Quant au pétrole brut, il a été victime d’un stockage important en 2019 qui se répercute encore sur les trois premiers mois. Ces diminutions n’ont pu être compensées par les performances réalisées sur les trafics de gaz qui ont augmenté de 18%. Des approvisionnements qui ont alimenté le réseau européen de gazoduc. Les autres vracs liquides qui se composent majoritairement de produits chimiques ont vu leur trafic s’accroître de 9,3% à 8,3 Mt. « Le port de Rotterdam affirme sa position comme un centre logistique européen pour la chimie, avec tant des importations que des exportations vers l’Europe », souligne l’autorité portuaire. Il faudra qu’il fasse avec le pôle chimie d’Anvers qui s’est hissé parmi les premiers pôles chimiques du monde derrière Houston.
Une baisse de 2,8% des conteneurs avec l’Asie
Les marchandises diverses sont toutes en baisse au cours des trois premiers mois de l’année. Les trafics conteneurisés perdent 0,3% en tonnage à 37,9 Mt et diminuent de 4,7% en nombre d’EVP à 3,5 MEVP. L’autorité portuaire nuance cette contre-performance en rappelant que le premier trimestre 2019 a marqué un record dans son histoire du trafic conteneurisé. La baisse concerne surtout les trafics intra européen. Les trafics avec les autres continents sont en progression. Quant à la crise sanitaire du Covid 19, elle a produit ses premiers effets sur ce trimestre en raison des arrêts importants des trafics avec la Chine de janvier à mars. Le trafic avec l’Asie perd 2,8% sur le trimestre.
Les autres flux des marchandises conventionnelles, surtout des flux rouliers, ont pâti de la situation économique.
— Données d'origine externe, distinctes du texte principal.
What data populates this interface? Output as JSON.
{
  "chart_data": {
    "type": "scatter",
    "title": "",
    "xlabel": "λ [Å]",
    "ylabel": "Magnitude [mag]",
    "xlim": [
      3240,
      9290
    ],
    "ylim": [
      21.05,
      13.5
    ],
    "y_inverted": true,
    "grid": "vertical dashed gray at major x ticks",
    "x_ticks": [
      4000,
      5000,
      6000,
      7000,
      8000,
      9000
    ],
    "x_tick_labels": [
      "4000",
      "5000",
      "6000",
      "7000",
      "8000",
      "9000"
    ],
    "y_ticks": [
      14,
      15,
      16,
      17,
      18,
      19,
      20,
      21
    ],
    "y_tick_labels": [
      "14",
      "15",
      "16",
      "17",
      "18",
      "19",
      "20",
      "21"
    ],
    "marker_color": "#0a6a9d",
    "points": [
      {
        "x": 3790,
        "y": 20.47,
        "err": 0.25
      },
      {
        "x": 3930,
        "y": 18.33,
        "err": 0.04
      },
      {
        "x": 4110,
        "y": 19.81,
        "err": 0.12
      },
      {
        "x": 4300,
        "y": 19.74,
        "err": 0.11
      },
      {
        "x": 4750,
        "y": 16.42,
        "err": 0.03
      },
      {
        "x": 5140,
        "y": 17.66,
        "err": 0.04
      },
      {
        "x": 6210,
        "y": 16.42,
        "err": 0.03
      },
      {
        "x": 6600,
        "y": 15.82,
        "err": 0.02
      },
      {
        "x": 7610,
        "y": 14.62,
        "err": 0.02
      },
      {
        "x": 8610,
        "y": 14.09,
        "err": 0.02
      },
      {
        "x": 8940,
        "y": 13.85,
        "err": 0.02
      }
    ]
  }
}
Avec 5,9 Mt réalisés sur les trois premiers mois, Rotterdam enregistre un repli de 7,3%. Une baisse qui s’explique aussi par l’effet Brexit qui a joué lors du premier trimestre 2019. En début d’année 2019, le Brexit devait se réaliser le 30 mars. Les britanniques ont alors mené une campagne importante de stockage, y compris d’automobiles. Le décalage dans le temps de la sortie du Royaume-Uni a amené une baisse importante de ces flux.
La dépendance à l’économie allemande
Un premier trimestre morose qui pourrait bien faire un copier-coller sur les trois mois suivants. La crise sanitaire qui s’est manifestée en Europe depuis le mois de mars aura un impact majeur sur les trafics du port. Pour la direction du port, Rotterdam pourrait perdre entre 10% et 20% de son trafic sur l’année. « Tout dépend de la durée des mesures de confinement et des conditions de reprise de l’économie », indique la direction du port néerlandais. Ainsi, avec la baisse de capacité des lignes conteneurisées entre l’Asie et l’Europe d’environ 25%, les flux conteneurisés vont en subir le contrecoup. La même cause produira les mêmes effets sur le roulier. La perte de vitesse de la croissance économique en Europe et le confinement réduisent drastiquement les ventes de voitures. Il en est de même pour le charbon et les minerais qui dépendent en grande partie de l’industrie allemande actuellement mise en suspension. Quant aux produits pétroliers, le port néerlandais ne voit qu’un seul facteur pour retrouver une courbe ascendante : les prix bas du baril pourrait entraîner une augmentation du volume. L’autorité portuaire garde un oeil sur les négociations actuelles de l’Opep.